Grand Large Voyages, autre adhérent Selectour à Nice, partage son avis. L’agence promet à ses entreprises clientes une baisse de 50 % de ses frais de services quand les dossiers sont réservés en ligne. Pourtant, sur les 300 PME en compte, trois sont potentiellement intéressées. Ce n’est pas qu’un problème de coût. Nos clients nous ont justement choisis pour avoir un service personnalisé, de proximité. Or le SBT enlève ce contact humain, observe Nathalie Landier, superviseur affaires.

Eviter le grain de sable fatal

PME ou grands comptes, reste qu’il ne suffit pas de déployer un outil de réservation en ligne dans les sociétés, encore faut-il qu’il soit utilisé.

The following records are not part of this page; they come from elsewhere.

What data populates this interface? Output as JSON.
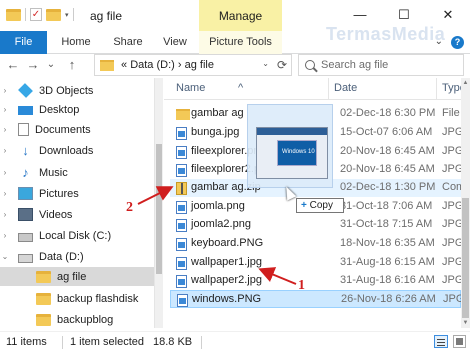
{
  "window": {
    "title": "ag file",
    "manage_tab": "Manage",
    "controls": [
      "—",
      "☐",
      "✕"
    ]
  },
  "ribbon": {
    "tabs": [
      "File",
      "Home",
      "Share",
      "View",
      "Picture Tools"
    ],
    "collapse": "⌄",
    "help": "?"
  },
  "nav": {
    "back": "←",
    "forward": "→",
    "dropdown": "⌄",
    "up": "↑"
  },
  "address": {
    "prefix": "«",
    "path": "Data (D:)",
    "sep": "›",
    "current": "ag file",
    "dropdown": "⌄",
    "refresh": "⟳"
  },
  "search": {
    "placeholder": "Search ag file"
  },
  "sidebar": {
    "items": [
      {
        "label": "3D Objects"
      },
      {
        "label": "Desktop"
      },
      {
        "label": "Documents"
      },
      {
        "label": "Downloads"
      },
      {
        "label": "Music"
      },
      {
        "label": "Pictures"
      },
      {
        "label": "Videos"
      },
      {
        "label": "Local Disk (C:)"
      },
      {
        "label": "Data (D:)"
      },
      {
        "label": "ag file"
      },
      {
        "label": "backup flashdisk"
      },
      {
        "label": "backupblog"
      }
    ]
  },
  "columns": {
    "name": "Name",
    "date": "Date",
    "type": "Type"
  },
  "files": [
    {
      "name": "gambar ag",
      "date": "02-Dec-18 6:30 PM",
      "type": "File fo"
    },
    {
      "name": "bunga.jpg",
      "date": "15-Oct-07 6:06 AM",
      "type": "JPG Fi"
    },
    {
      "name": "fileexplorer.png",
      "date": "20-Nov-18 6:45 AM",
      "type": "JPG Fi"
    },
    {
      "name": "fileexplorer2.png",
      "date": "20-Nov-18 6:45 AM",
      "type": "JPG Fi"
    },
    {
      "name": "gambar ag.zip",
      "date": "02-Dec-18 1:30 PM",
      "type": "Comp"
    },
    {
      "name": "joomla.png",
      "date": "31-Oct-18 7:06 AM",
      "type": "JPG Fi"
    },
    {
      "name": "joomla2.png",
      "date": "31-Oct-18 7:15 AM",
      "type": "JPG Fi"
    },
    {
      "name": "keyboard.PNG",
      "date": "18-Nov-18 6:35 AM",
      "type": "JPG Fi"
    },
    {
      "name": "wallpaper1.jpg",
      "date": "31-Aug-18 6:15 AM",
      "type": "JPG Fi"
    },
    {
      "name": "wallpaper2.jpg",
      "date": "31-Aug-18 6:16 AM",
      "type": "JPG Fi"
    },
    {
      "name": "windows.PNG",
      "date": "26-Nov-18 6:26 AM",
      "type": "JPG Fi"
    }
  ],
  "drag": {
    "preview_label": "Windows 10",
    "tooltip_symbol": "+",
    "tooltip_text": "Copy"
  },
  "annotations": {
    "one": "1",
    "two": "2",
    "watermark": "TermasMedia"
  },
  "status": {
    "items": "11 items",
    "selected": "1 item selected",
    "size": "18.8 KB"
  }
}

Et sur ce point, d’énormes progrès restent à faire. Quelques mois s’écoulent entre la signature du contrat et les premiers dossiers en ligne, précise Paul Ponçon chez Amadeus. Aux agences d’accompagner leurs clients, avec une formation adéquate, car le retour sur investissement passe par le volume. L’entreprise commence à dégager des économies quand environ 30 % des transactions sont automatisées, note KDS. Il faut souvent compter douze à dix-huit mois avant d’atteindre un tel seuil, car naturellement, les voyageurs et leurs assistantes font parfois de la résistance. Comment se réjouir d’un outil qui les oblige aussi à intégrer, dans un emploi du temps plein comme un oeuf, la gestion de leurs voyages ?

A l’heure des 35 heures, l’argumentaire des agences doit donc être soigneusement ficelé. Et s’ils pataugent face à leurs ordinateurs, ce qui est prévisible au début, les utilisateurs seront tentés de décrocher leur téléphone. Dès qu’il y a un grain de sable, les voyageurs risquent d’abandonner, signale Jean-Pierre Remy, président Europe de Expedia Corporate Travel. Nous devons assurer un important travail d’accompagnement, pour écarter toute embûche susceptible d’entraver le client sur la route de l’automatisation. C’est une nouvelle compétence que doit développer l’agence, en veillant à la bonne utilisation du self-booking tool, voire à la formation des cadres de l’entreprise. Un travail long, mais indispensable…

Au lieu de s’accrocher

à la commission

zéro, les entreprises auraient dû

plancher sur les SBT.

L’adoption du SBT est en bonne voie. 50 % des grandes entreprises françaises comptent l’utiliser d’ici à deux ans.